Grattan (Henry), een beroemd Iersch redenaar, geboren te Dublin in 1750, werd in 1775 door den invloed van lord Charlemont lid van het Iersche Parlement, en stond weldra aan het hoofd der oppositie, die er in 1782 in slaagde, de acte van 1721, welke Ierland afhankelijk maakte van de wetgevende magt in Engeland, te doen herroepen.
Het Iersche Parlement schonk hem daarvoor eene belooning van 50000 pond sterling. Minder gelukkig slaagde hij in het tot stand brengen van de emancipatie der R. Katholieken, waarvoor hij, schoon zelf Protestant, met ijver streed. De onderkoning, graaf Fitzwilliam, die zijne gevoelens deelde, werd door de regéring ontslagen, en kort daarna (1798) barstte de opstand los, die een noodlottigen invloed gehad heeft op de Iersche aangelegenheden. Met diepe droefheid keerde Grattan tot het ambteloos leven terug en trad eerst weder op, om in 1800 — doch vruchteloos — de vereeniging van Ierland met Engeland te bestrijden. In 1805 werd hij afgevaardigd naar het Engelsche Parlement, waar hij met moed zijne vrijzinnige beginselen bleef handhaven, en overleed te Londen den 14den Mei 1820. Zijne redevoeringen zijn door zijn zoon in 4 deelen (1822) uitgegeven.

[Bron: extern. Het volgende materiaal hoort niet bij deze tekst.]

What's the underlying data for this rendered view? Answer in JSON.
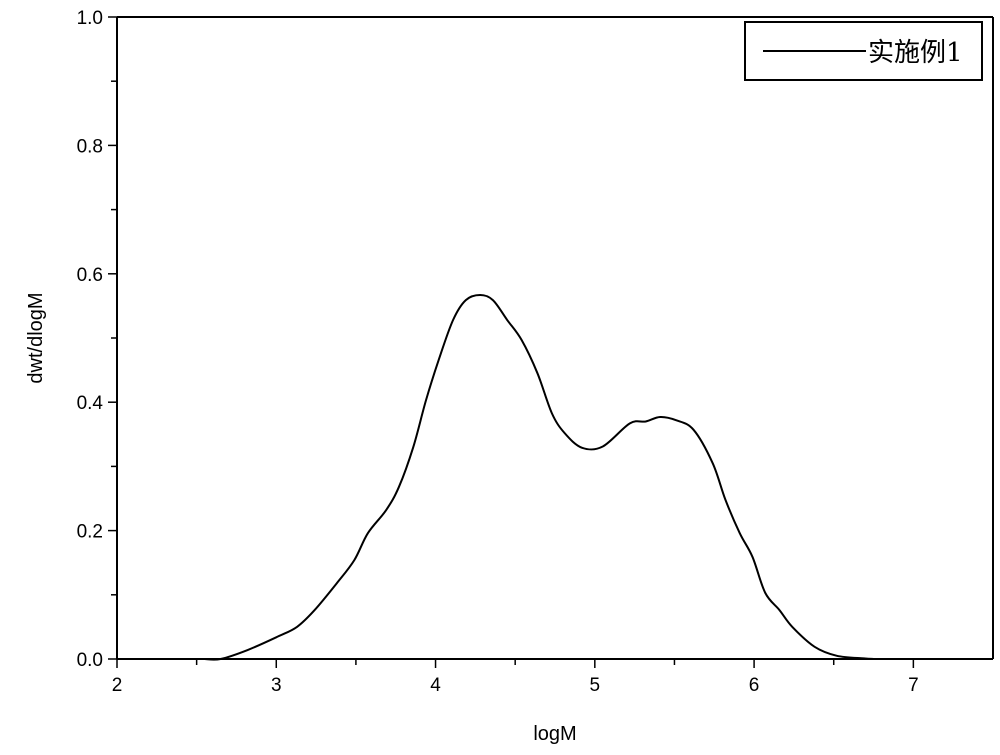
{
  "chart_data": {
    "type": "line",
    "title": "",
    "xlabel": "logM",
    "ylabel": "dwt/dlogM",
    "xlim": [
      2,
      7.5
    ],
    "ylim": [
      0,
      1.0
    ],
    "x_ticks": [
      "2",
      "3",
      "4",
      "5",
      "6",
      "7"
    ],
    "y_ticks": [
      "0.0",
      "0.2",
      "0.4",
      "0.6",
      "0.8",
      "1.0"
    ],
    "grid": false,
    "legend_position": "top-right",
    "line_color": "#000000",
    "series": [
      {
        "name": "实施例1",
        "x": [
          2.65,
          2.82,
          3.01,
          3.13,
          3.24,
          3.38,
          3.49,
          3.575,
          3.69,
          3.77,
          3.86,
          3.94,
          4.02,
          4.11,
          4.19,
          4.28,
          4.36,
          4.45,
          4.54,
          4.64,
          4.73,
          4.81,
          4.92,
          5.05,
          5.22,
          5.32,
          5.41,
          5.51,
          5.62,
          5.74,
          5.82,
          5.91,
          5.99,
          6.07,
          6.16,
          6.24,
          6.38,
          6.52,
          6.69
        ],
        "y": [
          0.0,
          0.014,
          0.035,
          0.05,
          0.076,
          0.118,
          0.154,
          0.196,
          0.232,
          0.268,
          0.33,
          0.403,
          0.466,
          0.528,
          0.559,
          0.567,
          0.559,
          0.528,
          0.497,
          0.445,
          0.383,
          0.352,
          0.329,
          0.331,
          0.367,
          0.37,
          0.377,
          0.372,
          0.357,
          0.305,
          0.248,
          0.196,
          0.159,
          0.103,
          0.076,
          0.05,
          0.019,
          0.005,
          0.001
        ]
      }
    ]
  }
}
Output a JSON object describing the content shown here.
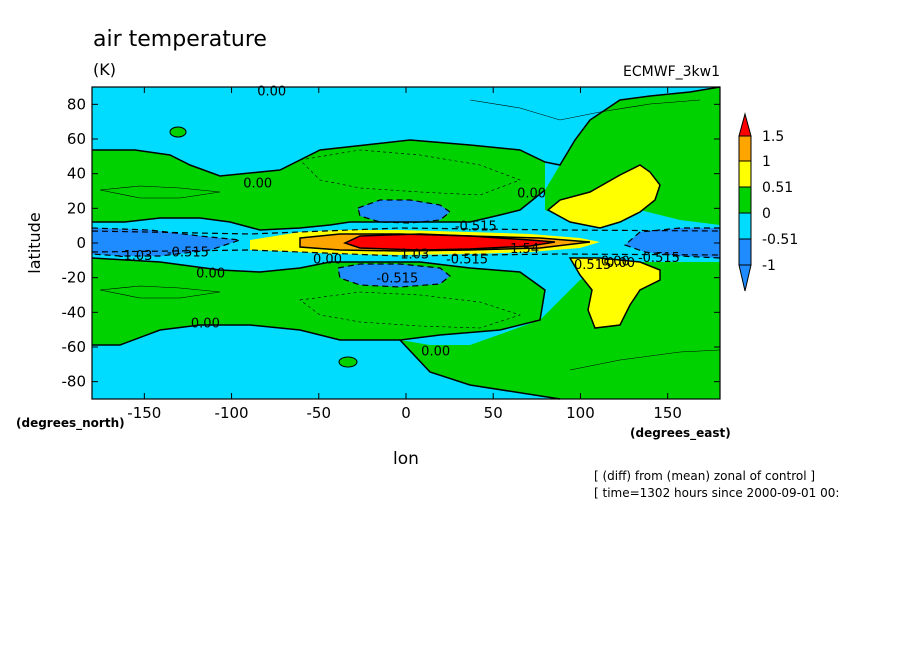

Deze zoon, desgelijks Henry genaamd, geboren omstreeks 1790, werd evenzeer lid van het Parlement, en overleed den 16den Julij 1859. — Tot dezelfde familie behoort de bekende schrijver Thomas Colley Grattan, geboren in 1796 en de vervaardiger van „Highways and byways (1823—1827, 8 dln)”, — „The heiress of Bruges (1828, 3 dln)”, — „Jacqueline of Holland (1830, 3 dln)”, — en „Agnes of Mansfeld (1836, 3 dln)”. Hij bevond zich eenigen tijd in ons Vaderland als secretaris van den Britschen ambassadenr sir Charles Bagot en schreef toen zijne uitmuntende „History of te Netherlands”, eerst in Lardner’s „Cabinet-Cyclopaedia” geplaatst en in 1838 afzonderlijk uitgegeven. Van 1839 tot 1848 was hij Britsch consul te Boston, en schreef vervolgens „Civilized America (1859, 2 dln)”, waarin de Amerikaansche toestanden met donkere kleuren geteekend zijn. Ook gaf hij eene soort van levensbeschrijving van zich zelven in „Beaten paths and those who trod them (1862, 2 dln)”, waarna hij den 4den Julij 1864 overleed.